Cranelift, Part 4: A New Register Allocator

xiaodai · on June 10, 2022

Is Cranelift basically a LLVM but in Rust?

cfallin · on June 10, 2022

Cranelift is a general-purpose compiler like LLVM is, but its goals are different: it is targeted toward applications like JITs where faster compilation is important. It is intended to be a peer of browser JITs' optimizing tiers. In our README [0] we link some results where we're ~14% slower than LLVM but with ~10x faster compilation.

We also have an explicit focus on correctness, simplicity, and verification. One could argue that in practice LLVM is used everywhere and has dozens of active core contributors, that bugs and missed optimizations are shallow at that scale, and it's hard to compete with that; and there is some merit in that... but our codebase is two orders of magnitude smaller, and we're actively engaging with academics and designing things -- our lowering DSL, our regalloc's symbolic verifier, our fuzzing-first approach -- to get the most mileage we can out of our efforts. It seems to be working OK so far!

[0] https://github.com/bytecodealliance/wasmtime/blob/main/crane...

tialaramex · on June 10, 2022

> explicit focus on correctness, simplicity and verification

Does this mean Cranelift has a clearer view of what its IR really means than, say, LLVM? It seems to me that being very clear-eyed on this will be important as C and C++ get ready to bite the bullet (perhaps this decade) and formally document how pointer provenance works in their languages, and perhaps Aria's provenance "experiment" in Rust begins the journey to stabilisation.

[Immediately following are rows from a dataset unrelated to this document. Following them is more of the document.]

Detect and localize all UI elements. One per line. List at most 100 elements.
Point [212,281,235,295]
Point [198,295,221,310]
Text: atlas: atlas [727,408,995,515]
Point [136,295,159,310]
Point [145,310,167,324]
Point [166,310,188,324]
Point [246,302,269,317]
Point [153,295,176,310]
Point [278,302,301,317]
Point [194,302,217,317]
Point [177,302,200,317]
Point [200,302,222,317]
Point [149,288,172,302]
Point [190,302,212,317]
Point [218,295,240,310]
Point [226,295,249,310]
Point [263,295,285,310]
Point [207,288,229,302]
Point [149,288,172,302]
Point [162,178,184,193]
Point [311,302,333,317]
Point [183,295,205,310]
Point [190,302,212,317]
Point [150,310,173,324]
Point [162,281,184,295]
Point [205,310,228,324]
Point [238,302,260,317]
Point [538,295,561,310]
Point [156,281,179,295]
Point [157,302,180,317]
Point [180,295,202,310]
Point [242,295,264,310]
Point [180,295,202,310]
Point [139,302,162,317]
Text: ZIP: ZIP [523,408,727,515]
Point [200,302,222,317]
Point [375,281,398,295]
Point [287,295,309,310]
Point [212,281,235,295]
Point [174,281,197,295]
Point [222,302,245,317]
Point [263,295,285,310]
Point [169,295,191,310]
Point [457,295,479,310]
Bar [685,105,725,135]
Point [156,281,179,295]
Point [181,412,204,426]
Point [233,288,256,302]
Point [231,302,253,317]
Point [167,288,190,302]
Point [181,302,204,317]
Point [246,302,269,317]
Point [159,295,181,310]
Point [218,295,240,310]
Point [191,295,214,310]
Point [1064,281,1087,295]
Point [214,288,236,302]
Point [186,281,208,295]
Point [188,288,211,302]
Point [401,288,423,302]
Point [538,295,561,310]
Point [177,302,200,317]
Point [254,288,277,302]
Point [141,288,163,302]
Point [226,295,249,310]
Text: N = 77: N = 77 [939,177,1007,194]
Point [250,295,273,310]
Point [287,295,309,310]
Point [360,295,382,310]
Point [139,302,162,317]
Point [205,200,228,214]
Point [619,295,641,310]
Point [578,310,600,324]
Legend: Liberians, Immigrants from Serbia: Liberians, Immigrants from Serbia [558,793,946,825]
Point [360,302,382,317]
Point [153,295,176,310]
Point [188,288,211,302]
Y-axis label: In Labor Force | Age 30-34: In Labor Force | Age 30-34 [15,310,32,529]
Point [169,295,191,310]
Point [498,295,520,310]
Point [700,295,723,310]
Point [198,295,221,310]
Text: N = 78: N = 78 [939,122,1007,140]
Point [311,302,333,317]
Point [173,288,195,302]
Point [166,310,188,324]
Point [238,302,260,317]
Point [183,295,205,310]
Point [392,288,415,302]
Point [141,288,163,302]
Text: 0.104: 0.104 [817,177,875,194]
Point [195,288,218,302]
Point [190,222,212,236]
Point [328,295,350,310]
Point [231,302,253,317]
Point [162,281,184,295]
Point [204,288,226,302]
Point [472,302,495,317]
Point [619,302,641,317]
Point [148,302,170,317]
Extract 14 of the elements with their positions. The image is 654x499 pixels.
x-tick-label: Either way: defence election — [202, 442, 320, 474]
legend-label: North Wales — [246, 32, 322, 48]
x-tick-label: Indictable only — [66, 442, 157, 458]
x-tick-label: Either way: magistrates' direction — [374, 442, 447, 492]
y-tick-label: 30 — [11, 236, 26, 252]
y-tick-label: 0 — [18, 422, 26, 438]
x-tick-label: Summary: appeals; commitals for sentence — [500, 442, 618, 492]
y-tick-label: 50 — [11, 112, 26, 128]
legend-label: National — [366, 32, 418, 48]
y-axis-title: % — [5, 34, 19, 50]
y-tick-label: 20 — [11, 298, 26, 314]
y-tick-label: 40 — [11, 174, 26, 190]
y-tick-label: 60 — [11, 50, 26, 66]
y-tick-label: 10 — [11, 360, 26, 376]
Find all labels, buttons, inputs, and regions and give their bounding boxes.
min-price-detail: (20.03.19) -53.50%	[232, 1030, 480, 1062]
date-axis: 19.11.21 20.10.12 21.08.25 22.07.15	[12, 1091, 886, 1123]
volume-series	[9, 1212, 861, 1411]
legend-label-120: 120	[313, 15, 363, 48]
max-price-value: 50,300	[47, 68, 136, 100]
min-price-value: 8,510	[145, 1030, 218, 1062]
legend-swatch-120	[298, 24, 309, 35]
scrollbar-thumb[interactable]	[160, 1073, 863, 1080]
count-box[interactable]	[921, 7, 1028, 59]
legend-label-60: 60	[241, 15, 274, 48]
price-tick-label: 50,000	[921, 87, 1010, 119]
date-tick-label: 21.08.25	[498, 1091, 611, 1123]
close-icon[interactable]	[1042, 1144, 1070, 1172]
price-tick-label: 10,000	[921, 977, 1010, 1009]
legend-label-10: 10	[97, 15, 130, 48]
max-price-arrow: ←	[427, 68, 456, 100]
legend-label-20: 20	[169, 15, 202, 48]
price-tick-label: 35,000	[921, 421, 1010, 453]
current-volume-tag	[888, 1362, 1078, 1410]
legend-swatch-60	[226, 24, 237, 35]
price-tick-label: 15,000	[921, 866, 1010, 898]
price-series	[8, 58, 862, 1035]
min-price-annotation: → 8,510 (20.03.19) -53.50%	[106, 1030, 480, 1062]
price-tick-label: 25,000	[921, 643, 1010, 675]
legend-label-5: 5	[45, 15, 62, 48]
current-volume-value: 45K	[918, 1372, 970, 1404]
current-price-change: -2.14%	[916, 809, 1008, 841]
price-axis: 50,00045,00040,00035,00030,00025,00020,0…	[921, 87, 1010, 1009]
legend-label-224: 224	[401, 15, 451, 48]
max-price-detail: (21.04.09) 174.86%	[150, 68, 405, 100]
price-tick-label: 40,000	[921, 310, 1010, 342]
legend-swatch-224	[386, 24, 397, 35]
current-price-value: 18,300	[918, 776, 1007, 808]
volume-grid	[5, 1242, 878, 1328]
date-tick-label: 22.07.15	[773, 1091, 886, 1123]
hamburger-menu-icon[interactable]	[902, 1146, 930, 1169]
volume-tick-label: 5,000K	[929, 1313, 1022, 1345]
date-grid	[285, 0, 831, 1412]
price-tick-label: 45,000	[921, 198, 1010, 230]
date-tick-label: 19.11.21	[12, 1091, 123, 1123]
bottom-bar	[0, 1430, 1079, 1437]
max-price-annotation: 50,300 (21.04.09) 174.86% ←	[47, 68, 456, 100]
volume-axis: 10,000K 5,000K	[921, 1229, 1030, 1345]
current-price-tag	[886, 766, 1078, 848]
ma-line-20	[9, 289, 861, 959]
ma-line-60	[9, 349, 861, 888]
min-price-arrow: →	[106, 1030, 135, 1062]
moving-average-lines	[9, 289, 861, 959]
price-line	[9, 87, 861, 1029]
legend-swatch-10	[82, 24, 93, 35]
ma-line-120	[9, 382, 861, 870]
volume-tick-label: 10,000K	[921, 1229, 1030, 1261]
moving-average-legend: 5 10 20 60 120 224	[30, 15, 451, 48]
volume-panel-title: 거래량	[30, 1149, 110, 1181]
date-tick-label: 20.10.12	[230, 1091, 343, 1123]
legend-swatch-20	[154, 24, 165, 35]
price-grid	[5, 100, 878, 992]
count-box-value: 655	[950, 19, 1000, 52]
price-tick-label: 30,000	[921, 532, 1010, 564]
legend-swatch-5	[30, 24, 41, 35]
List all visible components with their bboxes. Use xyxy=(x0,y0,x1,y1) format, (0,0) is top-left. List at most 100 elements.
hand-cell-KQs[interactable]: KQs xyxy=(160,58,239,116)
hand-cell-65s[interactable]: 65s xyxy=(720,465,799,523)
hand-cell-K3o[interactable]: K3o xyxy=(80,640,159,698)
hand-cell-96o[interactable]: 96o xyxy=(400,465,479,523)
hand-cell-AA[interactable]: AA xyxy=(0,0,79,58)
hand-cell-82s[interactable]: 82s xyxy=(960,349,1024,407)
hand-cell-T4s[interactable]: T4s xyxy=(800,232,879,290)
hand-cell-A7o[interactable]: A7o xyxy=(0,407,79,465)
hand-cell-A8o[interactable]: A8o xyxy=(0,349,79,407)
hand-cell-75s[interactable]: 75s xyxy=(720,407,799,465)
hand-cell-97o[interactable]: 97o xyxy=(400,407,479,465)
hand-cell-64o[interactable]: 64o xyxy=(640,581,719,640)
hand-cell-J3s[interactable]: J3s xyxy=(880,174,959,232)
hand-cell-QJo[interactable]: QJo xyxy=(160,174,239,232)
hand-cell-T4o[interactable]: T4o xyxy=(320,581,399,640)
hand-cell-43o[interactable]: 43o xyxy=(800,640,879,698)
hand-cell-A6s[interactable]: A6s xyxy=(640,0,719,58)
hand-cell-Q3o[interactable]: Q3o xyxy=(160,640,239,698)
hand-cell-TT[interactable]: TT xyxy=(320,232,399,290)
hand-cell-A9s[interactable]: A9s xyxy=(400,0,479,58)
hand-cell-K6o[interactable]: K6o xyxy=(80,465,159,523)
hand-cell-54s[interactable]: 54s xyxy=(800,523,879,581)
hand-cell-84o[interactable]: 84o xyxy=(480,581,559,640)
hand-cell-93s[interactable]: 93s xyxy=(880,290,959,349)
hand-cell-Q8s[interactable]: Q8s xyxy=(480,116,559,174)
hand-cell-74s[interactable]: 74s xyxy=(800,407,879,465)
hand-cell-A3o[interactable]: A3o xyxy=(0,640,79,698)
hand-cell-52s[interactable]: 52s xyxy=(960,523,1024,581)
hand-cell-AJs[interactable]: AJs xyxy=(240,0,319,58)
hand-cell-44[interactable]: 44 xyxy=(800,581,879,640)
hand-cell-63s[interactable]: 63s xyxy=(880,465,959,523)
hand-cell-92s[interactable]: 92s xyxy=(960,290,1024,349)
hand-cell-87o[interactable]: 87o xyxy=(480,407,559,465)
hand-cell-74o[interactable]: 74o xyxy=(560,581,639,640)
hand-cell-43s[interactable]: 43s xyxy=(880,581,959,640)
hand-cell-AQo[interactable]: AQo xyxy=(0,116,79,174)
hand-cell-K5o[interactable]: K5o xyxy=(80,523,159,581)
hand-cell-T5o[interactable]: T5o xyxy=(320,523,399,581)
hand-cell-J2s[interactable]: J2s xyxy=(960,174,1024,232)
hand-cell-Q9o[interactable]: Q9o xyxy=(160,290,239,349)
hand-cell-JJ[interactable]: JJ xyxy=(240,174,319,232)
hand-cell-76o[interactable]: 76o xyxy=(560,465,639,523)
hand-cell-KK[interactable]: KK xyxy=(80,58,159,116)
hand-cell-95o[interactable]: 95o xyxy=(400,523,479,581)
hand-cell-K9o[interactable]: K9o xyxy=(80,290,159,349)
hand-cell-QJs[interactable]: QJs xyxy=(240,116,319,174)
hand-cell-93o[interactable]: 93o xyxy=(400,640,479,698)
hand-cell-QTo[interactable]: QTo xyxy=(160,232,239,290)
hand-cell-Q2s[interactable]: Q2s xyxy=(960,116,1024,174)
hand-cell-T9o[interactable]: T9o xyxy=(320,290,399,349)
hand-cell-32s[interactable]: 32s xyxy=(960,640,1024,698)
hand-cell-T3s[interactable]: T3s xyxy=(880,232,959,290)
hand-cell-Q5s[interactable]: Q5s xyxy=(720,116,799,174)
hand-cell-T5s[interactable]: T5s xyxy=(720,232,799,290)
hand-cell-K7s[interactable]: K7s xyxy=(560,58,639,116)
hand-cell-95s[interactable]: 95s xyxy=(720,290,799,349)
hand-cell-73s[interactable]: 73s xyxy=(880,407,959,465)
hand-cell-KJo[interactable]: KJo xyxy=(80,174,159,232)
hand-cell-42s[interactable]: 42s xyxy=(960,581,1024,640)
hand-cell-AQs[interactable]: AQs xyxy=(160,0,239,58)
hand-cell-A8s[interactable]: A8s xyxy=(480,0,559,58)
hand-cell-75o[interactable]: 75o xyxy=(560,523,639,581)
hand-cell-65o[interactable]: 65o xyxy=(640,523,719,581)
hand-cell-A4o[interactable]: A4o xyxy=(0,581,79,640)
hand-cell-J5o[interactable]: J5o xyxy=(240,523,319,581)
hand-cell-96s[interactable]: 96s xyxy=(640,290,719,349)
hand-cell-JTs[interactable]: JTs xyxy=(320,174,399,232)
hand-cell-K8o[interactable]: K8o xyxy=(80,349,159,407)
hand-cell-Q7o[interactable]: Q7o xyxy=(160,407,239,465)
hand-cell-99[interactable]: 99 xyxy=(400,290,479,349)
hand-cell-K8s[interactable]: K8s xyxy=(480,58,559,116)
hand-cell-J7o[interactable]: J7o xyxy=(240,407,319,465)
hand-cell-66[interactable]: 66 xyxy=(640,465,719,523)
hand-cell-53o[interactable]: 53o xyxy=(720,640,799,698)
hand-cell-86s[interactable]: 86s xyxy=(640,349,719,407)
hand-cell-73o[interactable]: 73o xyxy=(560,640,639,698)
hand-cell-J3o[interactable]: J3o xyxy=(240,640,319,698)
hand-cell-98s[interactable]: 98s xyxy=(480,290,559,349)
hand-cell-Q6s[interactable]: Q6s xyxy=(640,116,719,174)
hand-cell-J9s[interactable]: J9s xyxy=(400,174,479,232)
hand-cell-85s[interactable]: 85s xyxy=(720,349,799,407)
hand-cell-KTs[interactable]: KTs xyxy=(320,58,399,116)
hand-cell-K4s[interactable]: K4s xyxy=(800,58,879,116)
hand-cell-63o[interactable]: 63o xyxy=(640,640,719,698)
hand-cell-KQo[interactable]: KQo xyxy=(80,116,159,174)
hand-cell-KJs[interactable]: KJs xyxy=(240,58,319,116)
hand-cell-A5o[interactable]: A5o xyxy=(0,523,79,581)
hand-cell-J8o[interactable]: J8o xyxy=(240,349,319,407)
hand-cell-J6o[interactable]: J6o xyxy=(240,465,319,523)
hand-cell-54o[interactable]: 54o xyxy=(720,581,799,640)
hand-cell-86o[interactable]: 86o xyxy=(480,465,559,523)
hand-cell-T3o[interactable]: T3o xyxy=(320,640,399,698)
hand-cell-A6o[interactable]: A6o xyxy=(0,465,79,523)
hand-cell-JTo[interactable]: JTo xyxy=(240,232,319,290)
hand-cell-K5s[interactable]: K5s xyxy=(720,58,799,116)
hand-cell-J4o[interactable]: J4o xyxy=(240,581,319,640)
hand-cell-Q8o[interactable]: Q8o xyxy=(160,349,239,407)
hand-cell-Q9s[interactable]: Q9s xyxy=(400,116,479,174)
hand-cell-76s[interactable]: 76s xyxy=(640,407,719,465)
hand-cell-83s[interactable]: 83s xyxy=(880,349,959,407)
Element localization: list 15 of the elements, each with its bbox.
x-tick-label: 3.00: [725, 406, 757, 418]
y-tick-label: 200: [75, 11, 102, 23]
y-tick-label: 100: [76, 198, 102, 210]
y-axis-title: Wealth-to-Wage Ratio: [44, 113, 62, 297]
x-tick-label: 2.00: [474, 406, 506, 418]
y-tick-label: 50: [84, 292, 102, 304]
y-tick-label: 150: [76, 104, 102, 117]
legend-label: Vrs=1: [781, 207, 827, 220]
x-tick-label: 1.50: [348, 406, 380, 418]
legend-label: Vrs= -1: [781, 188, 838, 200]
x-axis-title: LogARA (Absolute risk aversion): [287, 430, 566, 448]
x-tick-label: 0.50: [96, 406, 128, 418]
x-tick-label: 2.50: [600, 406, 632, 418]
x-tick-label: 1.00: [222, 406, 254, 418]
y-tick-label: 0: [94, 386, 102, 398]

cfallin · on June 10, 2022

That's the goal at least! We explicitly do not have a notion of "undef" or "poison" values in our IR, and to the largest degree possible we want determinism (modulo e.g. some NaN-related stuff right now). Our current discussion with some researchers wanting to formally verify our lowerings will likely push us toward the start of some formal spec for the IR as well, though exactly how that will work or be maintained is not yet decided.

I'm not super-familiar with the pointer provenance work in Rust but I'll read more about this; thanks for the mention!

nindalf · on June 10, 2022

How far do you think the effort to integrate cranelift as an optional backend to rustc is from shipping?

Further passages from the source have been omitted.